We’ve got a few new readers here, which is great! If you’ve just found me through publicity I’ve been doing for Juliet’s School of Possibilities and the Before Breakfast podcast, I hope you’ll stick around.
I post here most days. At some point I was telling people I blog “daily” but that isn’t true. I generally blog Monday-Tuesday-Wednesday-Thursday, and, it turns out, that’s only half the week.
Wednesday may be known as “hump day,” as in being the middle of the work week. But Thursday is the “hump day” of the whole week in the way most of us experience it, and this mindset shift can make all the difference in how we view life.

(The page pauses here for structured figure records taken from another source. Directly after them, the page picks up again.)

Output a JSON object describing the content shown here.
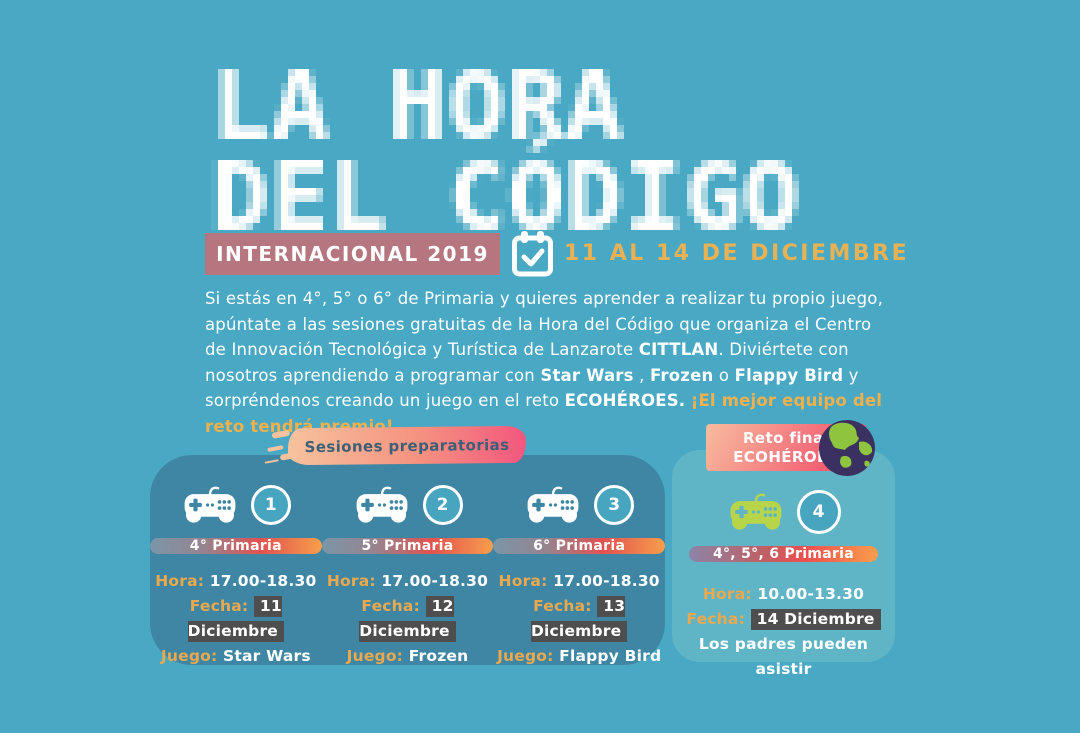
{
  "header": {
    "title_line1": "LA HORA",
    "title_line2": "DEL CÓDIGO",
    "edition_badge": "INTERNACIONAL 2019",
    "calendar_icon": "calendar-check-icon",
    "date_range": "11 AL 14 DE DICIEMBRE"
  },
  "intro": {
    "segments": [
      {
        "text": "Si estás en 4°, 5° o 6° de Primaria y quieres aprender a realizar tu propio juego, apúntate a las sesiones gratuitas de la Hora del Código que organiza el Centro de Innovación Tecnológica y Turística de Lanzarote ",
        "style": "normal"
      },
      {
        "text": "CITTLAN",
        "style": "bold"
      },
      {
        "text": ". Diviértete con nosotros aprendiendo a programar con ",
        "style": "normal"
      },
      {
        "text": "Star Wars",
        "style": "bold"
      },
      {
        "text": " , ",
        "style": "normal"
      },
      {
        "text": "Frozen",
        "style": "bold"
      },
      {
        "text": " o ",
        "style": "normal"
      },
      {
        "text": "Flappy Bird",
        "style": "bold"
      },
      {
        "text": " y sorpréndenos creando un juego en el reto ",
        "style": "normal"
      },
      {
        "text": "ECOHÉROES.",
        "style": "bold"
      },
      {
        "text": " ",
        "style": "normal"
      },
      {
        "text": "¡El mejor equipo del reto tendrá premio!",
        "style": "bold-gold"
      }
    ]
  },
  "labels": {
    "hora": "Hora:",
    "fecha": "Fecha:",
    "juego": "Juego:"
  },
  "prep": {
    "banner_label": "Sesiones preparatorias"
  },
  "sessions": [
    {
      "number": "1",
      "icon": "gamepad-icon",
      "grade": "4° Primaria",
      "hora": "17.00-18.30",
      "fecha": "11 Diciembre",
      "juego": "Star Wars"
    },
    {
      "number": "2",
      "icon": "gamepad-icon",
      "grade": "5° Primaria",
      "hora": "17.00-18.30",
      "fecha": "12 Diciembre",
      "juego": "Frozen"
    },
    {
      "number": "3",
      "icon": "gamepad-icon",
      "grade": "6° Primaria",
      "hora": "17.00-18.30",
      "fecha": "13 Diciembre",
      "juego": "Flappy Bird"
    }
  ],
  "final": {
    "banner_line1": "Reto final",
    "banner_line2": "ECOHÉROES",
    "globe_icon": "globe-icon",
    "number": "4",
    "icon": "gamepad-icon",
    "grade": "4°, 5°, 6 Primaria",
    "hora": "10.00-13.30",
    "fecha": "14 Diciembre",
    "note": "Los padres pueden asistir"
  },
  "colors": {
    "background": "#49A8C3",
    "panel": "#3E86A3",
    "panel_light": "#5FB5C6",
    "badge": "#B5767F",
    "gold": "#E8B254",
    "label_gold": "#EAA94E",
    "premio_gold": "#F0B14C",
    "fecha_highlight": "#4E4E4E",
    "pill_slate": "#7A96A9",
    "pill_red": "#E15250",
    "pill_orange": "#F89E4C",
    "brush_peach": "#F7C29D",
    "brush_pink": "#F3577E",
    "reto_peach": "#F8BC9E",
    "reto_pink": "#F2556E",
    "globe_sea": "#3A3160",
    "globe_land": "#8FC43F",
    "gamepad_green": "#B8D54A"
  }
}
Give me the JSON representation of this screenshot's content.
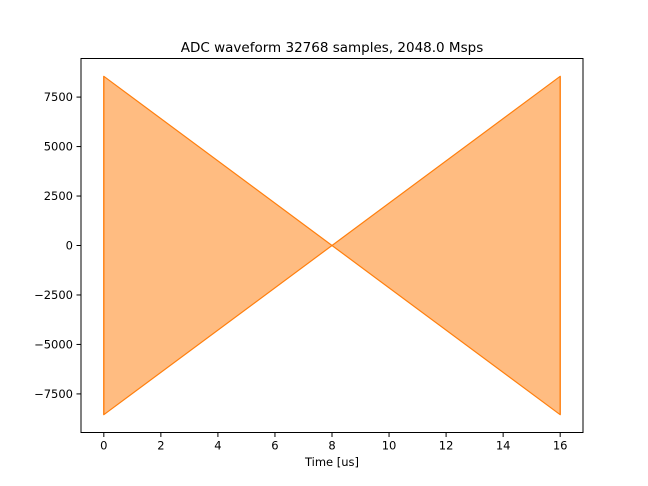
{
  "chart_data": {
    "type": "area",
    "title": "ADC waveform 32768 samples, 2048.0 Msps",
    "xlabel": "Time [us]",
    "ylabel": "",
    "xlim": [
      -0.8,
      16.8
    ],
    "ylim": [
      -9450,
      9450
    ],
    "x_ticks": [
      0,
      2,
      4,
      6,
      8,
      10,
      12,
      14,
      16
    ],
    "x_tick_labels": [
      "0",
      "2",
      "4",
      "6",
      "8",
      "10",
      "12",
      "14",
      "16"
    ],
    "y_ticks": [
      -7500,
      -5000,
      -2500,
      0,
      2500,
      5000,
      7500
    ],
    "y_tick_labels": [
      "−7500",
      "−5000",
      "−2500",
      "0",
      "2500",
      "5000",
      "7500"
    ],
    "grid": false,
    "legend": "none",
    "series": [
      {
        "color": "#ff7f0e",
        "envelope_x": [
          0,
          8,
          16
        ],
        "envelope_upper": [
          8550,
          0,
          8550
        ],
        "envelope_lower": [
          -8550,
          0,
          -8550
        ]
      }
    ]
  }
}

First, to explain. Many years ago, when I first had people start tracking their time, I needed to design a workable spreadsheet. I elected to put the days of the week across the top, Monday to Sunday, and then half-hour blocks down the left hand side. In honor of the American Time Use Survey, I decided to do 5 a.m. to 4:30 a.m. (though I later learned that the ATUS actually starts at 4 a.m. Nonetheless! That doesn’t really change the point I’m about to make, it just shifts it by an hour).

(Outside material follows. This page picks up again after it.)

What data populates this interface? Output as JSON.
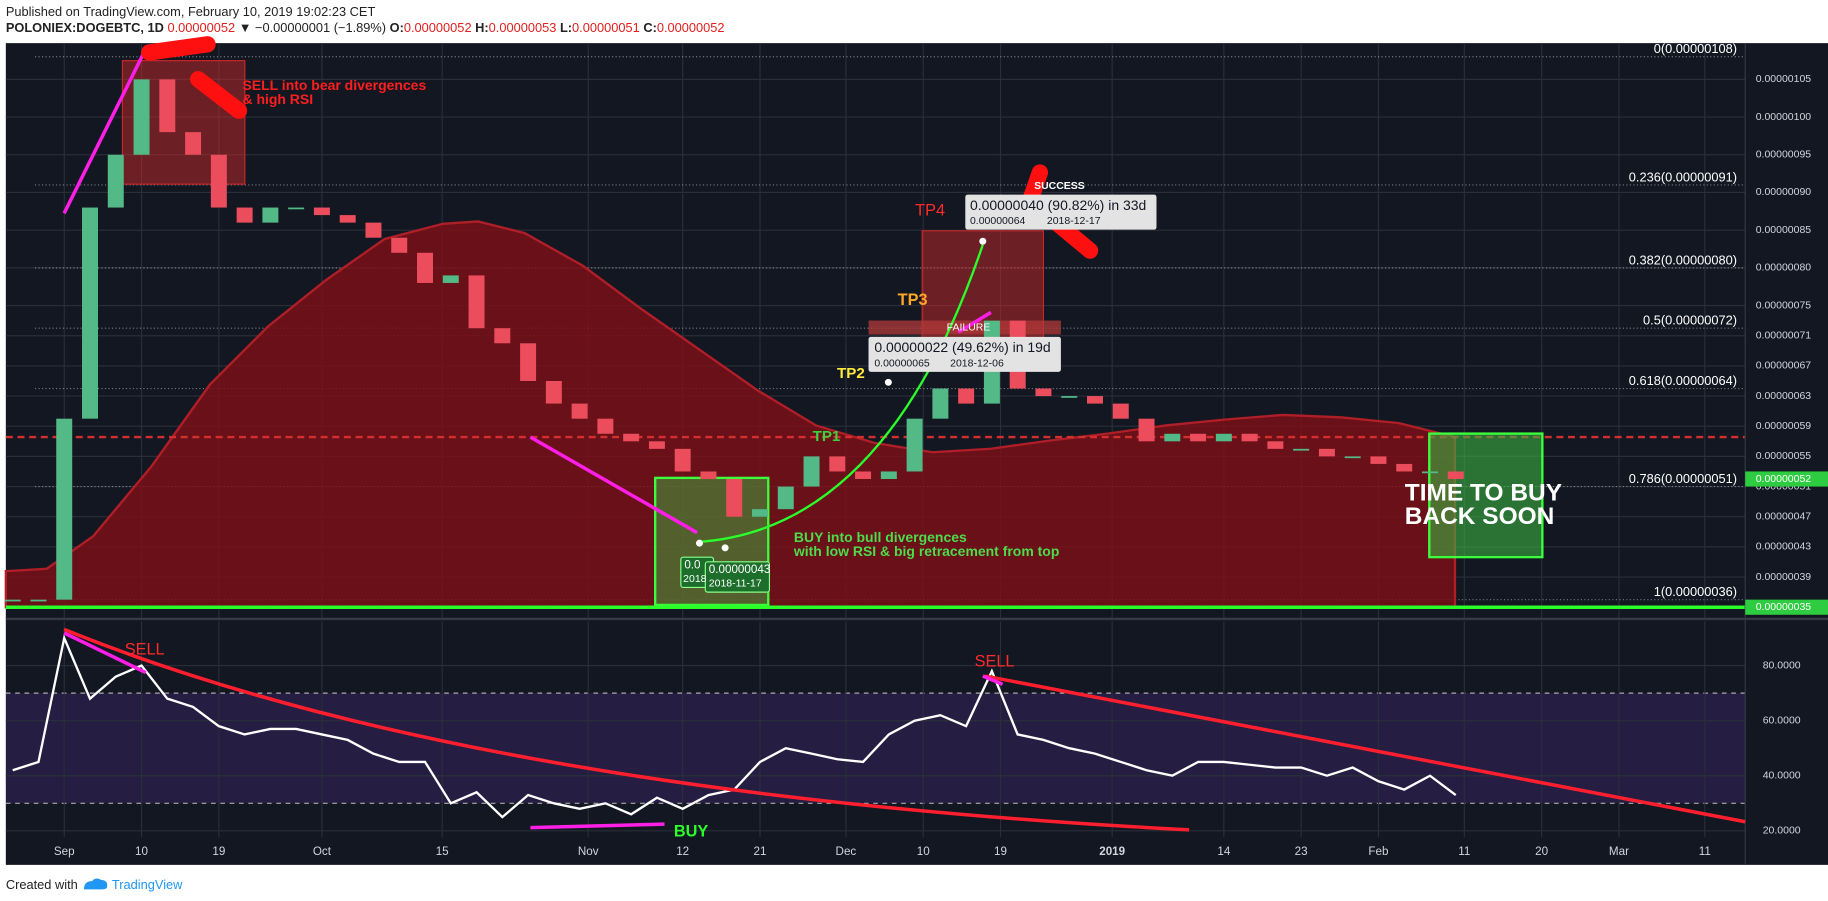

This means that, per my spreadsheet, the week starts Monday at 5 a.m., which I think is a fairly defensible starting point for the week.

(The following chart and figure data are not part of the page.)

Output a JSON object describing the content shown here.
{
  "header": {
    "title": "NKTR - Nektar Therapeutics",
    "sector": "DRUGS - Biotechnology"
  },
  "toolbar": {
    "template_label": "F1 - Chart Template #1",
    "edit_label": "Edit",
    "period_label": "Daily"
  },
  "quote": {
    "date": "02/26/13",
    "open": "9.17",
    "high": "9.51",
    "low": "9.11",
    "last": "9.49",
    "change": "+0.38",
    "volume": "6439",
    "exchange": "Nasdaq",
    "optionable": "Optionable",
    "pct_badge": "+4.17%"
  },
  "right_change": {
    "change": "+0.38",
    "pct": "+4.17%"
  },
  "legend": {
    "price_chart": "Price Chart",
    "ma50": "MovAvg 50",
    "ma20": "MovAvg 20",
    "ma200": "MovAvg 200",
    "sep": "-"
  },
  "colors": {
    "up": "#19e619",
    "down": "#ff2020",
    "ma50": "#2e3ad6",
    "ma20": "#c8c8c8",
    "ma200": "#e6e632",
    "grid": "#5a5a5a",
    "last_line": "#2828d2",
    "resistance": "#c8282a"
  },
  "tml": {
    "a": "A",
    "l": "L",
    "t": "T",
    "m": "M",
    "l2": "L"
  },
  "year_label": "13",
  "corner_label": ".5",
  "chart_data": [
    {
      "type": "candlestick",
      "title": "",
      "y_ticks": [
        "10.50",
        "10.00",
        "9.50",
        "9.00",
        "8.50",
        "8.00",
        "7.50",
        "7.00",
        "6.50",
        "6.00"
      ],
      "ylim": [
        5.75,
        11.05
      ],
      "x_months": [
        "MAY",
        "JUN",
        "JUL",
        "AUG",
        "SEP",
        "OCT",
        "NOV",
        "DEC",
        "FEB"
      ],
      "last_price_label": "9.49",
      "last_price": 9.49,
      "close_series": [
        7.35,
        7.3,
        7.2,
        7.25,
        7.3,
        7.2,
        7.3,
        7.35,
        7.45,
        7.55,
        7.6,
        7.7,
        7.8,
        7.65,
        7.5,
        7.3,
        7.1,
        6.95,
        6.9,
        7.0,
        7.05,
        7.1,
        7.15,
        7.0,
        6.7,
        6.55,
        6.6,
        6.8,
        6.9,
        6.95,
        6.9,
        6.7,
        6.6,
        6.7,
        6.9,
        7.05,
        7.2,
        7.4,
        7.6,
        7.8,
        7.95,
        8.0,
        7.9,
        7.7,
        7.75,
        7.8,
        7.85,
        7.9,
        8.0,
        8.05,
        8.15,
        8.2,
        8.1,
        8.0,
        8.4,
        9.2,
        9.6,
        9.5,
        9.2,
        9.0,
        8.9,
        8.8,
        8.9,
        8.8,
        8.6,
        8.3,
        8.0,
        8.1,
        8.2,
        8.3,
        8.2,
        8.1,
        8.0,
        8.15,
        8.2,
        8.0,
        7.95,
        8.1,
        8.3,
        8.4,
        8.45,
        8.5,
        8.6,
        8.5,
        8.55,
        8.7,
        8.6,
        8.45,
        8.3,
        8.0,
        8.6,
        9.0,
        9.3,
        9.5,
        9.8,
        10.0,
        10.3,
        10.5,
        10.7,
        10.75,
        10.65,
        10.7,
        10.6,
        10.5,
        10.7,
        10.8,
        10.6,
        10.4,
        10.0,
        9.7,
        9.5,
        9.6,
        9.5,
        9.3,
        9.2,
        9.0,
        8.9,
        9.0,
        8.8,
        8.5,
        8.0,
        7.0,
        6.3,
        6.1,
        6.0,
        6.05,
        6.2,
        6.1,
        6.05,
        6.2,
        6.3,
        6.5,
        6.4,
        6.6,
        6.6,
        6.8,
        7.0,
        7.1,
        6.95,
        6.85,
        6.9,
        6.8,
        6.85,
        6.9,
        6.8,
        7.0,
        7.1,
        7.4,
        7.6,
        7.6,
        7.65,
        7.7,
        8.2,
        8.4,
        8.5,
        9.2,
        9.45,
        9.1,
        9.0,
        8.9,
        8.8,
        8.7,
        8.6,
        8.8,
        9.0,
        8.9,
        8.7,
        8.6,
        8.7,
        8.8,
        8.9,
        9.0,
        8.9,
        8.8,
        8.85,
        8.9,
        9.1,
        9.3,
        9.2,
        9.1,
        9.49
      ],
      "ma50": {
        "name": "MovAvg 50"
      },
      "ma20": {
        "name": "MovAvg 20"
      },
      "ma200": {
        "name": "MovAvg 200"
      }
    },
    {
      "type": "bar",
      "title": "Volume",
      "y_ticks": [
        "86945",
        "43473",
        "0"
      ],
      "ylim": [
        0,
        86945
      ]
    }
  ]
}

Anyway, this 336-cell spreadsheet represents the 168 hours of a week. And I soon noticed something. When I’d filled out several days representing what seemed like a lot of time, up to Thursday at 5 p.m., half the spreadsheet was still blank.
In other words, Thursday at 5 p.m. is the midpoint of the week. Now, I don’t know about you, but I’d always thought of close-of-business Thursday as sounding like the end of the week. But it isn’t. It’s the exact halfway mark. If I put a pin in my time log at around 5 p.m. Thursday, it would balance. There is just as much time after as there is before. For most people, there are a few more hours devoted to sleep in the second half of the week, but it’s not a huge difference.
The reason this matters is we have a tendency to discount time that doesn’t happen Monday-Thursday. Somebody who takes off for a client site Monday morning and flies home Thursday afternoon might speak of traveling all the time. But this is not all the time; it is about half of the time. Your work/life balance might be pretty work-heavy Monday through end of day Thursday. But it’s probably very “life” heavy the second half of the week. Indeed, it’s possible these two balances start to balance each other out.
This mindset also helps us honor the weekend. It’s not tacked on at the end, an after thought to the real days. It represents (especially with the addition of Friday) a big chunk of our time.
I know this shift has helped me take my weekends more seriously. It’s encouraged me to think through what I’d like to do and at least attempt to deal with the logistics. This weekend my husband and I will be going to one of our favorite restaurants. I’ll do some runs, we’ll have neighbors over, and I plan to finish reading Pnin (it’s been an eclectic month on the reading front).
Knowing where the mid-point lies helps us appreciate time in all its fullness. I’ve been writing this thinking, ok, I’ve posted my target number of blog posts to finish out the week…and look how much space we still have left to go!
Photo: Spreadsheet, more than half blank.